Shot through the Heart – Poor Ellen Smith, pt. 3
Frank Fairfield |
This is the third of three posts on the North Carolina murder ballad “Poor Ellen Smith.” Read the first here and the second here.
One of the implicit questions in the previous two posts is whether the real story behind the murder ballad “Poor Ellen Smith” affects how we treat it as art. For example, if we’re inclined to criticize Frank Proffitt for creating an especially misogynistic version of this murder ballad, is his transgression greater or less for not really attending to the facts. Is it more troubling as an essentially made-up murder ballad, or more troubling as an artistic harangue of a real-life victim who was, by all accounts, simple-minded and killed by a man with a history of drinking, gambling, and womanizing? Is it possible that he grabbed onto an inner part of the folklore behind the story that other artists were too decorous to address? How long after the events the song describes does it even matter that it refers to a true story? How does it affect how we hear DeGraff the character (in the song) and his claim of innocence if we know that DeGraff the person confessed on the gallows?
By the time Crooked Still and many of the others we’ve listened to and will listen to today get around to “Poor Ellen Smith,” the song has become just a part of the folk canon. We can’t save her any more than we can save the real life Omie Wise, Al Britt, or Fair Ellender, if indeed there was one. The song no longer tells a “news story,” but rather an enduring story–betrayal and heartbreak, denial or confession.
Laura Brooke |
Another blogger commenting on the song observed that he finds its performances by women to be generally more affecting than those by men. I’d have to agree with him–whether by accident or by some dynamic between voice and narrative, it’s the women who seem to have the edge in making the song viable artistically. They make it more than just a historical curiosity or a platform for instrumental virtuosity. This is all the more ironic as the song is sung from the perspective of Peter DeGraff. Ellen herself is pretty quiet in this whole affair, which is a notable lacuna in the folklore. Nobody really tells her side of the story.
“Poor Ellen Smith” has a long list of excellent musical interpreters. We’ve listened to a few already in the previous posts. I’ll feature the rest in a Spotify playlist below. In the meantime, I want to highlight a couple that still help make the song “new” to me, even after hearing it dozens of times. These two performances stray from the traditional melodic formula further than most.
We’ll start with the old time or “Down Home” sound of California’s Frank Fairfield. In the 2009 recording below, Fairfield gives “Poor Ellen Smith” an old time cast that may be the biggest musical innovation in the song we’ve heard so far.
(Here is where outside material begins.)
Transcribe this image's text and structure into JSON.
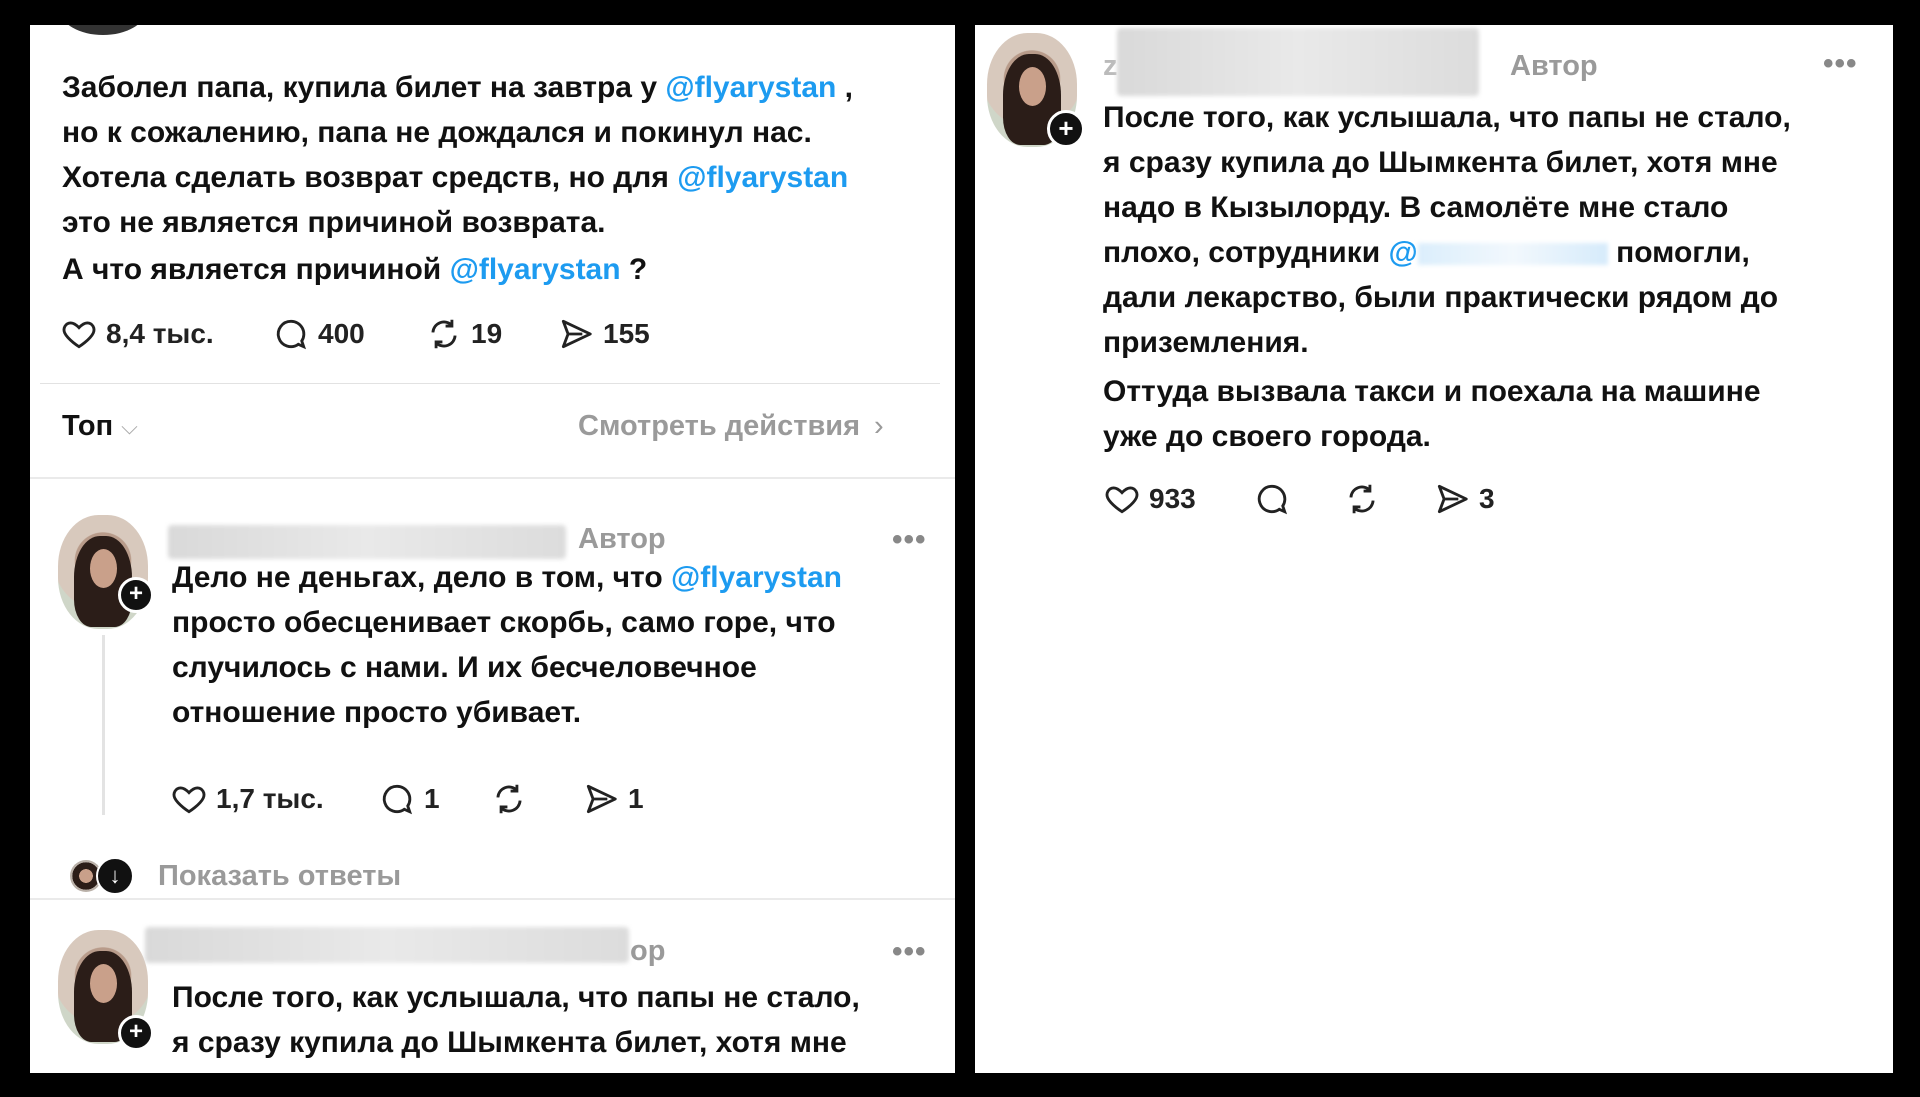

We’ve noted the song’s close affiliation with the “Protection”/”How Firm a Foundation” tune through the bulk of its history.
I haven’t yet found any reason to believe that Fairfield’s version is actually more melodically “authentic” than those, despite his spare arrangement of it and his singing style. He makes the song sound older than it is. I can’t find a clear antecedent for it, and it bears only the loosest of resemblances to the original tune. Fairfield’s piece is a work of art masquerading as folk tradition, capturing a particular aesthetic for the song, and capturing it well–but, capturing it much differently than the rest of its interpreters, traditional and otherwise.
Also available on Vimeo and Cinely.
My other favorite take on the song, from Laura Brooke, takes a different direction. Brooke’s instrumentation is more contemporary–with a deeply resonant acoustic guitar arrangement providing its own kind of firm foundation. The melody and the guitar accompaniment gestures at “Protection,” but improvises gently around it. It’s Brooke’s keen voice of the Ozarks that grabs me, though. Hers is the voice of the song that gets inside my head. Hers is the voice that elicits empathy for Ellen and for Peter DeGraff.
(For those of you not able to access Spotify, I haven’t been able to find a version of Brooke’s performance on Myspace or Bandcamp, but it is available on iTunes and Amazon.com.)
So, that will wrap it up for now. If you’re still on the hunt for your favorite version of “Poor Ellen Smith,” you can check out our Spotify playlist. Feel free, also, to add a link to your favorite version in the comments.
Coda: “X” marks the spot
Yes, “Poor Ellen Smith,” like its sister murder ballad “Tom Dooley,” also made its way to the Kingston Trio. The Trio’s “Dooley” likely came via Frank Warner, but its not clear that this song followed the same path, as Warner had captured the strikingly different Frank Proffitt lyrics. They present a significantly “spruced-up” version, with a bizarre mix of uptempo cheerfulness, mangled bodies, and “X” , rather than blood, marking the spot where Poor Ellen was found. I add it to the end here just for the sake of adding further documentation to “The Great Folk Scare,” of the late 50s and early 60s.